“What do you mean by ‘appropriate’?”
“I don’t want to…you know.” Downhill. This conversation was going downhill.
“No, I don’t.”
“I don’t want my boobs falling out of my outfit. I want my butt to be covered.”
“You can show a little boob, Bellini.” She put her hands on her hips, defiant. “You should, too. You need to bring out the seductive womanly goddess inside of you.”
“No. No womanly goddess at the Christmas show.” I felt myself pale.
“You’re dancing. I talked to my aunt. She told me about what you’re doing with Logan—rolling over his back and shooting through his legs—and this costume will be perfect. And it’ll be appropriate.” She said something else as she walked away, about me being a “little prudish” and how the black push-up bodice and cleavage and ruffles would make me look less “uptight.”
“What did you say?” I asked, quite alarmed.
“Don’t worry, Bellini,” she called as she headed out to the floor, drinks held high, her skirt barely covering her butt. “It’ll be done right. Your mom and I know what we’re doing. You’ll wear it. You’ll like it. Your boobs won’t fall out. Everything’s cool.”
Cool.
This was not gonna be cool.
Logan and I broke up long ago because of his father.
Logan didn’t know that. I couldn’t tell him.
“You’re going to hold him back, Bellini,” Drake drawled, his eyes narrowed.
Instantly, I froze, stunned at Drake’s words.
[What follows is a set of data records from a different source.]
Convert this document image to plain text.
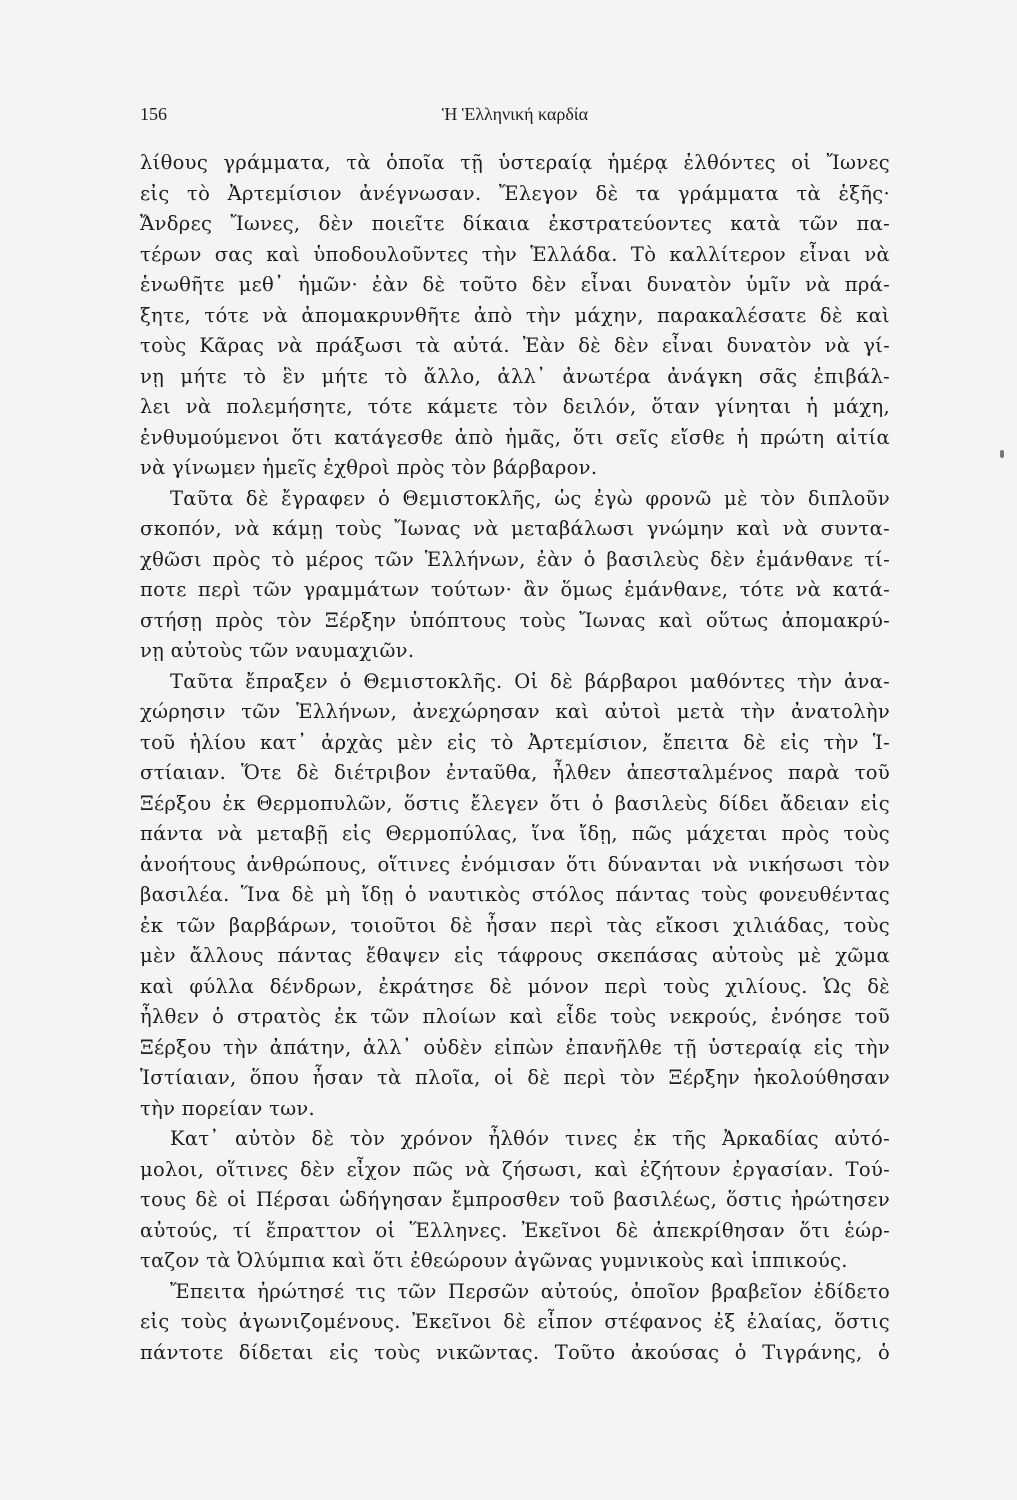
156	Ἡ Ἑλληνική καρδία
λίθους γράμματα, τὰ ὁποῖα τῇ ὑστεραίᾳ ἡμέρᾳ ἐλθόντες οἱ Ἴωνες
εἰς τὸ Ἀρτεμίσιον ἀνέγνωσαν. Ἔλεγον δὲ τα γράμματα τὰ ἑξῆς·
Ἄνδρες Ἴωνες, δὲν ποιεῖτε δίκαια ἐκστρατεύοντες κατὰ τῶν πα-
τέρων σας καὶ ὑποδουλοῦντες τὴν Ἑλλάδα. Τὸ καλλίτερον εἶναι νὰ
ἑνωθῆτε μεθ᾽ ἡμῶν· ἐὰν δὲ τοῦτο δὲν εἶναι δυνατὸν ὑμῖν νὰ πρά-
ξητε, τότε νὰ ἀπομακρυνθῆτε ἀπὸ τὴν μάχην, παρακαλέσατε δὲ καὶ
τοὺς Κᾶρας νὰ πράξωσι τὰ αὐτά. Ἐὰν δὲ δὲν εἶναι δυνατὸν νὰ γί-
νῃ μήτε τὸ ἓν μήτε τὸ ἄλλο, ἀλλ᾽ ἀνωτέρα ἀνάγκη σᾶς ἐπιβάλ-
λει νὰ πολεμήσητε, τότε κάμετε τὸν δειλόν, ὅταν γίνηται ἡ μάχη,
ἐνθυμούμενοι ὅτι κατάγεσθε ἀπὸ ἡμᾶς, ὅτι σεῖς εἴσθε ἡ πρώτη αἰτία
νὰ γίνωμεν ἡμεῖς ἐχθροὶ πρὸς τὸν βάρβαρον.
Ταῦτα δὲ ἔγραφεν ὁ Θεμιστοκλῆς, ὡς ἐγὼ φρονῶ μὲ τὸν διπλοῦν
σκοπόν, νὰ κάμῃ τοὺς Ἴωνας νὰ μεταβάλωσι γνώμην καὶ νὰ συντα-
χθῶσι πρὸς τὸ μέρος τῶν Ἑλλήνων, ἐὰν ὁ βασιλεὺς δὲν ἐμάνθανε τί-
ποτε περὶ τῶν γραμμάτων τούτων· ἂν ὅμως ἐμάνθανε, τότε νὰ κατά-
στήσῃ πρὸς τὸν Ξέρξην ὑπόπτους τοὺς Ἴωνας καὶ οὕτως ἀπομακρύ-
νῃ αὐτοὺς τῶν ναυμαχιῶν.
Ταῦτα ἔπραξεν ὁ Θεμιστοκλῆς. Οἱ δὲ βάρβαροι μαθόντες τὴν ἀνα-
χώρησιν τῶν Ἑλλήνων, ἀνεχώρησαν καὶ αὐτοὶ μετὰ τὴν ἀνατολὴν
τοῦ ἡλίου κατ᾽ ἀρχὰς μὲν εἰς τὸ Ἀρτεμίσιον, ἔπειτα δὲ εἰς τὴν Ἱ-
στίαιαν. Ὅτε δὲ διέτριβον ἐνταῦθα, ἦλθεν ἀπεσταλμένος παρὰ τοῦ
Ξέρξου ἐκ Θερμοπυλῶν, ὅστις ἔλεγεν ὅτι ὁ βασιλεὺς δίδει ἄδειαν εἰς
πάντα νὰ μεταβῇ εἰς Θερμοπύλας, ἵνα ἴδῃ, πῶς μάχεται πρὸς τοὺς
ἀνοήτους ἀνθρώπους, οἵτινες ἐνόμισαν ὅτι δύνανται νὰ νικήσωσι τὸν
βασιλέα. Ἵνα δὲ μὴ ἴδῃ ὁ ναυτικὸς στόλος πάντας τοὺς φονευθέντας
ἐκ τῶν βαρβάρων, τοιοῦτοι δὲ ἦσαν περὶ τὰς εἴκοσι χιλιάδας, τοὺς
μὲν ἄλλους πάντας ἔθαψεν εἰς τάφρους σκεπάσας αὐτοὺς μὲ χῶμα
καὶ φύλλα δένδρων, ἐκράτησε δὲ μόνον περὶ τοὺς χιλίους. Ὡς δὲ
ἦλθεν ὁ στρατὸς ἐκ τῶν πλοίων καὶ εἶδε τοὺς νεκρούς, ἐνόησε τοῦ
Ξέρξου τὴν ἀπάτην, ἀλλ᾽ οὐδὲν εἰπὼν ἐπανῆλθε τῇ ὑστεραίᾳ εἰς τὴν
Ἱστίαιαν, ὅπου ἦσαν τὰ πλοῖα, οἱ δὲ περὶ τὸν Ξέρξην ἠκολούθησαν
τὴν πορείαν των.
Κατ᾽ αὐτὸν δὲ τὸν χρόνον ἦλθόν τινες ἐκ τῆς Ἀρκαδίας αὐτό-
μολοι, οἵτινες δὲν εἶχον πῶς νὰ ζήσωσι, καὶ ἐζήτουν ἐργασίαν. Τού-
τους δὲ οἱ Πέρσαι ὡδήγησαν ἔμπροσθεν τοῦ βασιλέως, ὅστις ἠρώτησεν
αὐτούς, τί ἔπραττον οἱ Ἕλληνες. Ἐκεῖνοι δὲ ἀπεκρίθησαν ὅτι ἑώρ-
ταζον τὰ Ὀλύμπια καὶ ὅτι ἐθεώρουν ἀγῶνας γυμνικοὺς καὶ ἱππικούς.
Ἔπειτα ἠρώτησέ τις τῶν Περσῶν αὐτούς, ὁποῖον βραβεῖον ἐδίδετο
εἰς τοὺς ἀγωνιζομένους. Ἐκεῖνοι δὲ εἶπον στέφανος ἐξ ἐλαίας, ὅστις
πάντοτε δίδεται εἰς τοὺς νικῶντας. Τοῦτο ἀκούσας ὁ Τιγράνης, ὁ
Logan was out in the field, on a clear blue day, driving a tractor. I had driven out to visit him. It was summer, and we were going to the lake with our friends and my cousins. We had a week before we both left for college, so we were trying to have as much fun as possible.
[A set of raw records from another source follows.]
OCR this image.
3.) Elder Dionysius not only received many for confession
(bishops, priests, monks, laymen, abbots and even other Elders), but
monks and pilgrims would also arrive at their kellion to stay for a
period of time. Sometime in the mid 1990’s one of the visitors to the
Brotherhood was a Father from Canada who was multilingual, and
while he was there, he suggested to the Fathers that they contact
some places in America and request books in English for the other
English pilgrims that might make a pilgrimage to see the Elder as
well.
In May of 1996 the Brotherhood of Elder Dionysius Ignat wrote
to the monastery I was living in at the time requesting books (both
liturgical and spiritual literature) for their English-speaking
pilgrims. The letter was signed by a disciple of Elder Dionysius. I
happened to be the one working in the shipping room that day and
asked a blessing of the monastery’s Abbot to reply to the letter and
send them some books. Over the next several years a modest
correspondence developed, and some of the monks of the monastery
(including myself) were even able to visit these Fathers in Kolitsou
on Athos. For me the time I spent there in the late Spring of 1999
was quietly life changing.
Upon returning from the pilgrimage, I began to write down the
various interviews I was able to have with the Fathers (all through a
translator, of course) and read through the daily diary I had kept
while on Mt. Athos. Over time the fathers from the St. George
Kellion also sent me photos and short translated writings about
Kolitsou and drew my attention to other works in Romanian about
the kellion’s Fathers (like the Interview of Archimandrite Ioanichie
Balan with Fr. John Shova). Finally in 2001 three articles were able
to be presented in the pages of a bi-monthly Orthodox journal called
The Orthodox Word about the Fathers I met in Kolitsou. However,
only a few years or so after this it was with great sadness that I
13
Drake was supposed to be out of the house, so we thought we’d have time alone before the picnic at the lake. He had told Logan that he was going to Helena to get some sort of specialized tool for house repairs.
Drake had recently been released from prison. He had attacked one of my uncles at the grocery store, angry about some sort of legal dispute they were having about fencing and property lines. The fight started first with a thrown watermelon, which Drake pelted at my uncle, then swiftly escalated to a fistfight. Drake swung first, my uncle ducked, and the fight evolved into an apple mess with dozens of apples slipping onto the floor. Tumbling oranges were the next fruit victims, and finally the two rolled into the avocadoes, and they were soon squished into the floor. The avocadoes, not the men.
Blood and sweat flew, as did one of Drake’s teeth. The tooth was later found by the minister’s wife stuck between lettuce leaves. Drake pulled a knife and tried to swipe at my uncle, at which point my uncle used his black-belt karate skills, and that was that.
The police watched the camera feed inside the store and knew who to arrest amid the mangled fruits and vegetables. Myuncle stayed and cleaned up the store, then paid the owner, Starling, for all the damage and gave her an extra two hundred dollars for “emotional stress.” She invited him to come back soon.
After Drake went to prison Logan’s plan was to live on his own. He was fifteen. Children’s Services got involved and told Logan he had to go into foster care if no vetted and approved family member would step up to take him into their home. They came to our high school and had a meeting with Logan and the principal. By the end of the day, Logan and I had the signatures of twenty-four adults, including my mother, two teachers, his football coach, and three of my aunts, “willing to take him in.”
Children’s Services was not convinced because there were no blood relatives involved. There was no appointed legal guardian, because of course Drake hadn’t taken care of that before he went to prison. Logan’s mother was an only child, her parents both dying within two years of her death of heartbreak, and none of his father’s relatives, who were still living in Kalispell, were deemed “acceptable.”
Logan was a minor, so that was a huge problem because it was against procedures and policy for him to live alone. He would have to go into foster care until this huge bureaucracy “figured things out” and “vetted the people who had volunteered to take him in. We don’t let just anyone take in children,” Children’s Services said. Three days later, Children’s Services sent two employees out to visit Logan at his home.
I was with him the day they arrived. Logan had reached his full height—six feet, four inches tall. He weighed over two hundred pounds. He looked like the football player he was. When they told him he was going to have to go into foster care until custody could be settled, Logan laughed, although politely.
“No, thank you.”
“This isn’t a situation where you can say, ‘No, thank you,’” the woman said, disapproval dripping from her words. She adjusted her glasses so she could peer up at him better, as if he were a bug.
“You don’t get to choose, Logan,” the man said, patting his overexuberant stomach. “You will need to do what we’re telling you to do. In fact, you will need to pack now, as we have a foster family waiting for you.”
“And which of you will be dragging me into the car to go to my new foster home?”
The Children’s Services employees squirmed.
“No one will drag you, Logan, but you’ll still need to come with us,” the man said. He hitched up his pants. “It’s the rules. We must follow the rules.”